Sitting down? Good. Here we go…
The New York Times started my weekend off right by running an article called “Plodders Have a Place, but IS It in a Marathon?” (click the title to read the article). Basically the premise of it was that a few “pseudo-elite” runners (folks who are apparently around 4 hour marathoners) are whining that people who run marathons in 6 or 7 hours are demeaning the sport.
“It’s a joke to run a marathon by walking every other mile or by finishing in six, seven, eight hours,” said Adrienne Wald, 54, the women’s cross-country coach at the College of New Rochelle, who ran her first marathon in 1984. “It used to be that running a marathon was worth something — there used to be a pride saying that you ran a marathon, but not anymore. Now it’s, ‘How low is the bar?’ ”
Worth noting, by the way, that Ms. Wald ran a 5:49 at the New York Marathon in 1985, hardly an elite time.
The problem here is that these elitists who think a 6 hour marathon is “lowering the bar” have no idea what journey that marathoner has been on. Some of those folks running 6 hour marathons are coming from backgrounds of serious medical problems, of major weight issues, of just being generally non-Kenyan. Before you belittle somebody who just ran a 6:40 marathon maybe you should find out what it took for them to get there to begin with.
Because I tell you what, I did the Kona Half-Ironman this past May and for a time I was biking and running alongside Rudy Garcia-Tolson. He just barely made the time cut-off for the event, finishing hours after Crowie won, but that kid is no joke. He covered every one of those 70.3 miles and he did it with no legs below the knees. That guy overcomes more just to get to the start line than most of us will ever have to. He’s a winner.
Purists believe that running a marathon should be just that — running the entire course at a relatively fast clip. They point out that a six-hour marathoner is simply participating in the event, not racing in it. Slow runners have disrespected the distance, they say, and have ruined the marathon’s mystique.
These so-called purists, in my opinion, are just ego-maniacs who feel their own accomplishments only have merit relative to the accomplishments of others. I’m sorry but if the fact that somebody else ran a marathon in 6 hours makes you feel badly about your own 4 hour marathon then that’s really your problem. If you aren’t proud of having done something because somebody else did it too, then maybe you need to go do something harder? Here’s a convenient list of those events for you: http://www.ironman.com. You’re welcome.
To the bald guy in the silver SUV who was busy illegally talking on the mobile phone at his ear, and the tourist dude in the yellow jeep who was too distracted staring at the bikini girls…stop that and operate your vehicles. Each of you nearly ran me over in a crosswalk today as I went for my run.
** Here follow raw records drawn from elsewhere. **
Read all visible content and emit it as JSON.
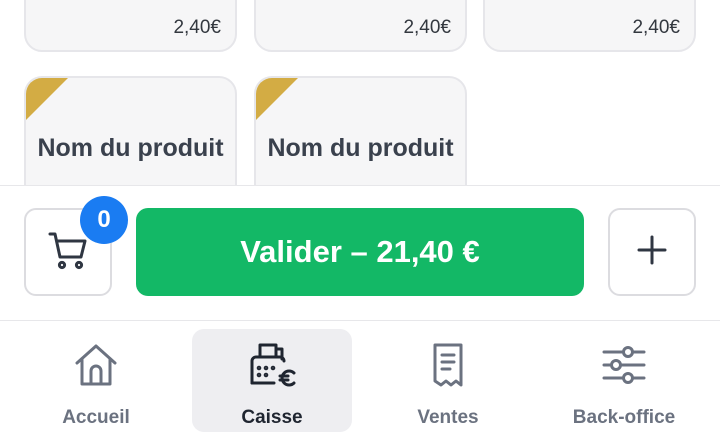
{
  "products_top_row": [
    {
      "price": "2,40€"
    },
    {
      "price": "2,40€"
    },
    {
      "price": "2,40€"
    }
  ],
  "products_second_row": [
    {
      "name": "Nom du produit"
    },
    {
      "name": "Nom du produit"
    }
  ],
  "cart": {
    "count": "0"
  },
  "validate": {
    "label": "Valider – 21,40 €"
  },
  "colors": {
    "accent_green": "#13b866",
    "badge_blue": "#1a7cf2",
    "corner_gold": "#d3ac44"
  },
  "nav": {
    "items": [
      {
        "label": "Accueil",
        "icon": "home-icon"
      },
      {
        "label": "Caisse",
        "icon": "cash-register-icon",
        "active": true
      },
      {
        "label": "Ventes",
        "icon": "receipt-icon"
      },
      {
        "label": "Back-office",
        "icon": "sliders-icon"
      }
    ]
  }
}
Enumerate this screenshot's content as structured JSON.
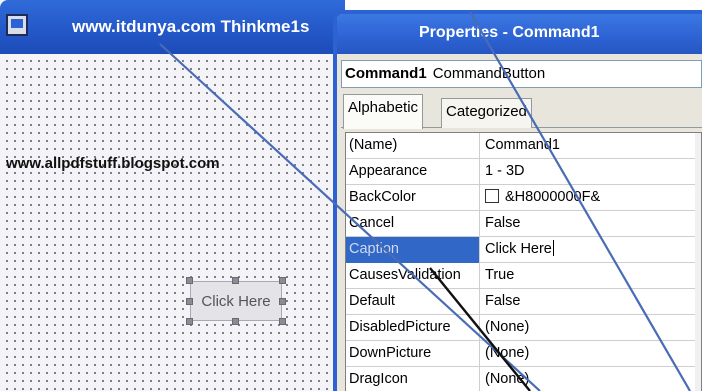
{
  "form_window": {
    "title": "www.itdunya.com  Thinkme1s",
    "watermark": "www.allpdfstuff.blogspot.com",
    "command_button_caption": "Click Here"
  },
  "properties_window": {
    "title": "Properties - Command1",
    "object_name": "Command1",
    "object_type": "CommandButton",
    "tabs": [
      {
        "label": "Alphabetic",
        "active": true
      },
      {
        "label": "Categorized",
        "active": false
      }
    ],
    "rows": [
      {
        "name": "(Name)",
        "value": "Command1"
      },
      {
        "name": "Appearance",
        "value": "1 - 3D"
      },
      {
        "name": "BackColor",
        "value": "&H8000000F&",
        "swatch": "#ffffff"
      },
      {
        "name": "Cancel",
        "value": "False"
      },
      {
        "name": "Caption",
        "value": "Click Here",
        "selected": true
      },
      {
        "name": "CausesValidation",
        "value": "True"
      },
      {
        "name": "Default",
        "value": "False"
      },
      {
        "name": "DisabledPicture",
        "value": "(None)"
      },
      {
        "name": "DownPicture",
        "value": "(None)"
      },
      {
        "name": "DragIcon",
        "value": "(None)"
      }
    ]
  },
  "colors": {
    "titlebar_blue": "#2458c9",
    "selected_row_blue": "#3167c6",
    "annotation_line_blue": "#4a6bb5",
    "annotation_line_black": "#111111"
  }
}
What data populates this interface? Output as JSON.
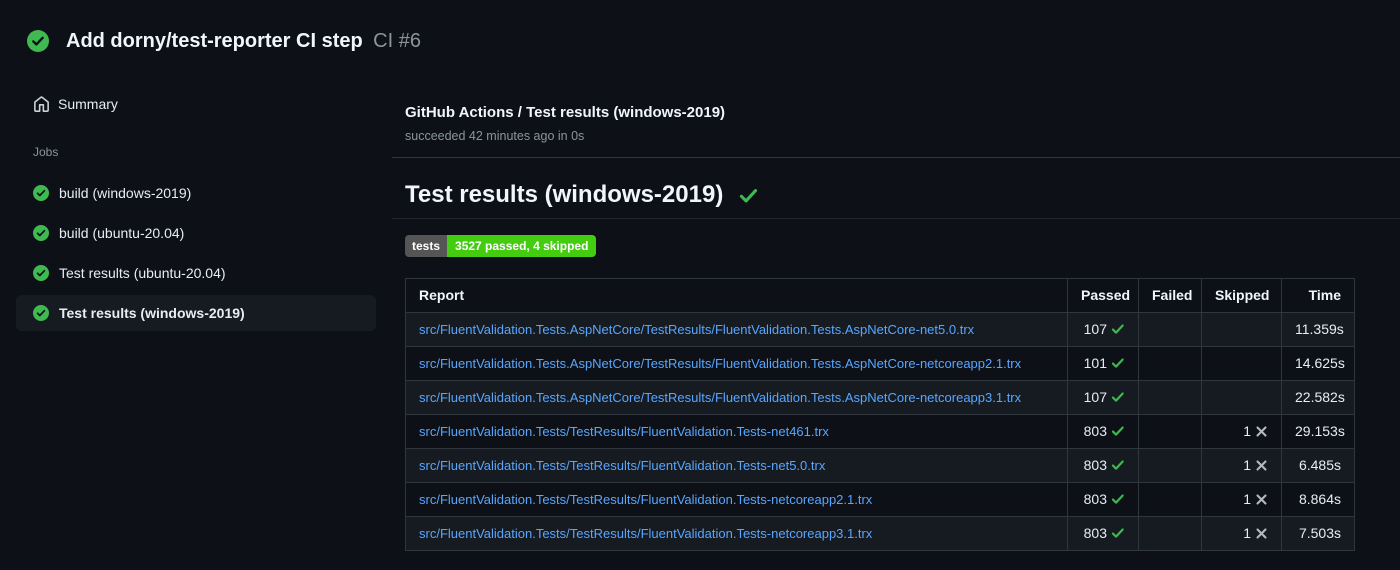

In both cases there were traffic signals and I was crossing with the WALK sign as you made a turn into my crosswalk without bothering to look for pedestrians. Even 205 pound pedestrians wearing bright orange running shirts.
And Mr. Silver SUV…if you ever almost hit me and then shoo me along like I’m annoying you again, I’m going to pull you out of your SUV and beat you with that mobile phone. Kthanksbye.
I’m really glad you’ve come to Oahu and I hope you enjoy Waikiki. May I suggest that you get 2 more friends so that you can stroll 7 abreast down the sidewalk? No, really, I enjoy running in the ditch or the hedge just because you’re not considerate enough to only walk 2 or 3 abreast when somebody else is approaching on the sidewalk. I suppose I could understand it if I was coming up behind you and you sincerely didn’t realize there were other people around, but I was coming TOWARDS you, you saw me coming and you just continued on your merry, oblivious, stroll like you owned the whole darned sidewalk.
Oh, and maybe you could all stop more often and block the entire sidewalk while you take a few more pictures. Aloha! A hui hou!